Note. Voracity enabled telemetry simulation of communications.
As the Internet of Things (IoT), sensors, and cyber assets are used to collect data (e.g., temperature, speed, cyber) increases, the network telemetry (Sivanathan et al., 2020 ) traffic increases. Managing these devices, such as cameras, GPS, and location information, is highly complex, expensive, and challenging. One of the challenges in analyzing streaming data is selecting the proper machine learning (ML) algorithm (e.g., anomaly detection) to characterize the behavior.
Note. Voracity measurement of body activity and muscle groups .
The interaction between machines and humans in a competitive environment requires trust. In the science of autonomous human-machine systems, rational decisions are made in normal environments but not in uncertain dynamic environments (Lawless, 2022). Trusting your gear in dynamic environments impacts human performance along with physical training.
As the threat landscape increases, the resilience of computer systems that need protection increases. To test the resilience of computer systems on a drone, the Department of Homeland Security (DHS) conducted a successful cyber spoofing attack, resulting in the hijacking of the drone (Rao et al., 2016). This test challenged the navigational systems (e.g., GPS) onboard the mobile aerial platform from jamming attacks to telemetry.
Technology resources can fill the gap as the threat landscape continues to increase. Generative AI has the capability to enhance threat intelligence and cyber security knowledge so organizations can quickly identify threats. Generative AI technology provides decision support systems with the capability to automatically identify threats by malicious actors (Saddi et al., 2024).
References
Budnitz, H., Jaskólski, M., Knapskog, M., Lis-Plesińska, A., Schmidt, F., Szymanowski, R., ... & Schwanen, T. (2025). Multi-level governance and modal thinking: tensions in electric mobility transitions in European cities. Transport Policy, 160, 63-72. https://doi.org/10.1016/j.tranpol.2024.10.035
Lawless, W. F. (2022). Interdependent autonomous human–machine systems: The complementarity of fitness, vulnerability and evolution. Entropy, 24(9), 1308. https://doi.org/10.3390/e24091308
Rao, B., Gopi, A. G., & Maione, R. (2016). The societal impact of commercial drones. Technology in society, 45, 83-90. https://doi.org/10.1016/j.techsoc.2016.02.009
Rui, Z., Ouyang, X., Zeng, F., & Xu, X. (2022). Blind Estimation of GPS M‐Code Signals under Noncooperative Conditions. Wireless Communications and Mobile Computing, 2022(1), 6597297.
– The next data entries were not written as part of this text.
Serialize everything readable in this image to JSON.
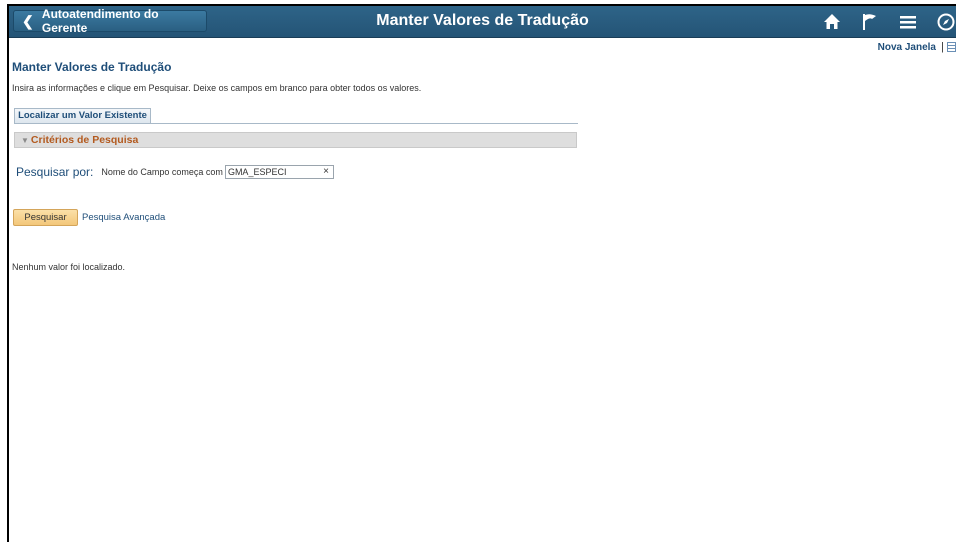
{
  "header": {
    "back_label": "Autoatendimento do Gerente",
    "title": "Manter Valores de Tradução",
    "icons": [
      "home-icon",
      "flag-icon",
      "menu-icon",
      "navbar-compass-icon"
    ]
  },
  "toolbar": {
    "new_window_label": "Nova Janela",
    "separator": "|"
  },
  "page": {
    "heading": "Manter Valores de Tradução",
    "instructions": "Insira as informações e clique em Pesquisar. Deixe os campos em branco para obter todos os valores."
  },
  "tabs": [
    {
      "label": "Localizar um Valor Existente",
      "active": true
    }
  ],
  "criteria": {
    "section_label": "Critérios de Pesquisa",
    "search_by_label": "Pesquisar por:",
    "field_label": "Nome do Campo começa com",
    "field_value": "GMA_ESPECI",
    "clear_symbol": "×"
  },
  "actions": {
    "search_label": "Pesquisar",
    "advanced_label": "Pesquisa Avançada"
  },
  "results": {
    "message": "Nenhum valor foi localizado."
  },
  "colors": {
    "header_bg": "#2a5f82",
    "link": "#1f4e79",
    "section_label": "#b35a1f",
    "primary_button": "#f3c77a"
  }
}
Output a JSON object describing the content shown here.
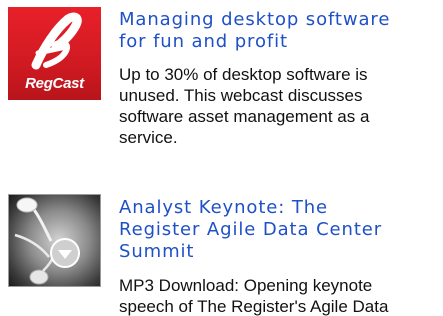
{
  "items": [
    {
      "thumb_icon": "regcast-logo-icon",
      "thumb_text": "RegCast",
      "title": "Managing desktop software\nfor fun and profit",
      "description": "Up to 30% of desktop software is\nunused. This webcast discusses\nsoftware asset management as a\nservice."
    },
    {
      "thumb_icon": "earphones-download-icon",
      "title": "Analyst Keynote: The\nRegister Agile Data Center\nSummit",
      "description": "MP3 Download: Opening keynote\nspeech of The Register's Agile Data"
    }
  ],
  "colors": {
    "title_link": "#1e50c8",
    "body_text": "#111111",
    "regcast_red": "#e8202a"
  }
}
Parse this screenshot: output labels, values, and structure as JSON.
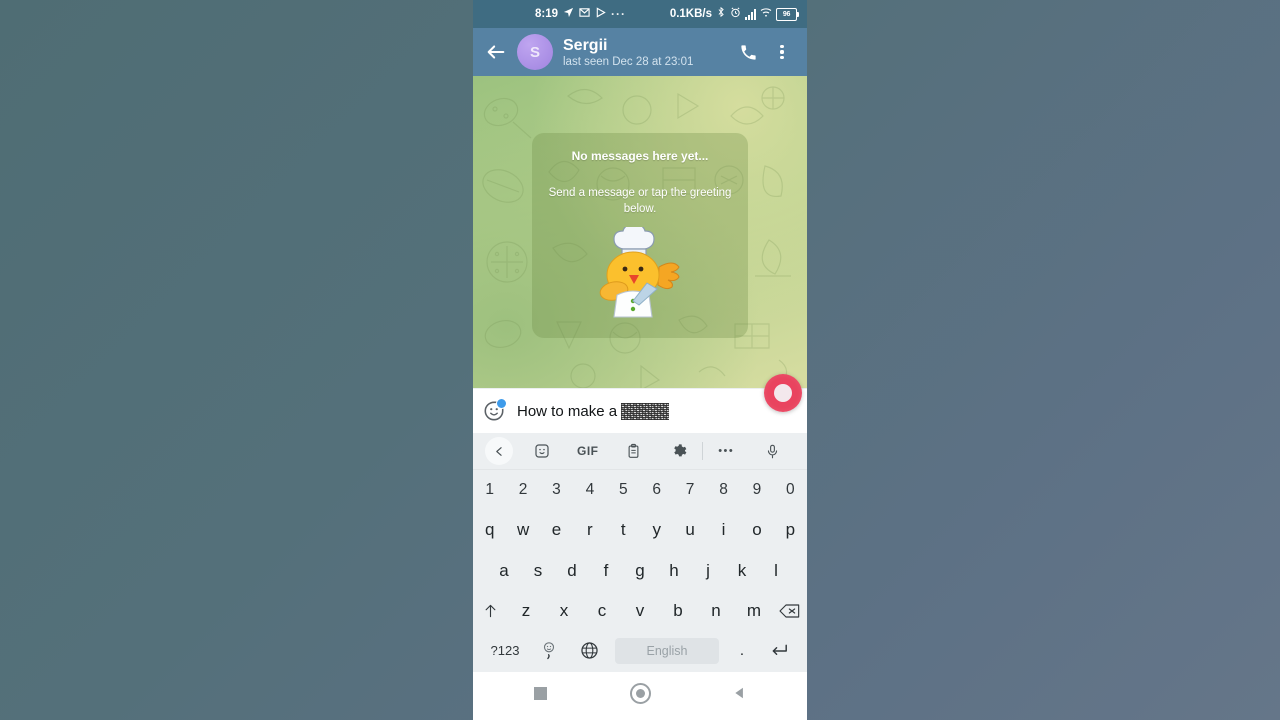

Saddi, V. R., Gopal, S. K., Mohammed, A. S., Dhanasekaran, S., & Naruka, M. S. (2024, March). Examine the role of generative AI in enhancing threat intelligence and cyber security measures. In 2024 2nd International Conference on Disruptive Technologies (ICDT) (pp. 537-542). IEEE. https://doi.org/10.1109/icdt61202.2024.10489766
Sivanathan, A., Gharakheili, H. H., & Sivaraman, V. (2020). Managing IoT cyber-security using programmable telemetry and machine learning. IEEE Transactions on Network and Service Management, 17(1), 60-74. https://doi.org/10.1109/aisc56616.2023.10085343
Su, A. Y. (2024). Relationship of Cyber Threat Intelligence and Critical Infrastructure Assets on Information Technology Critical Infrastructure Attacks (Doctoral dissertation, Walden University).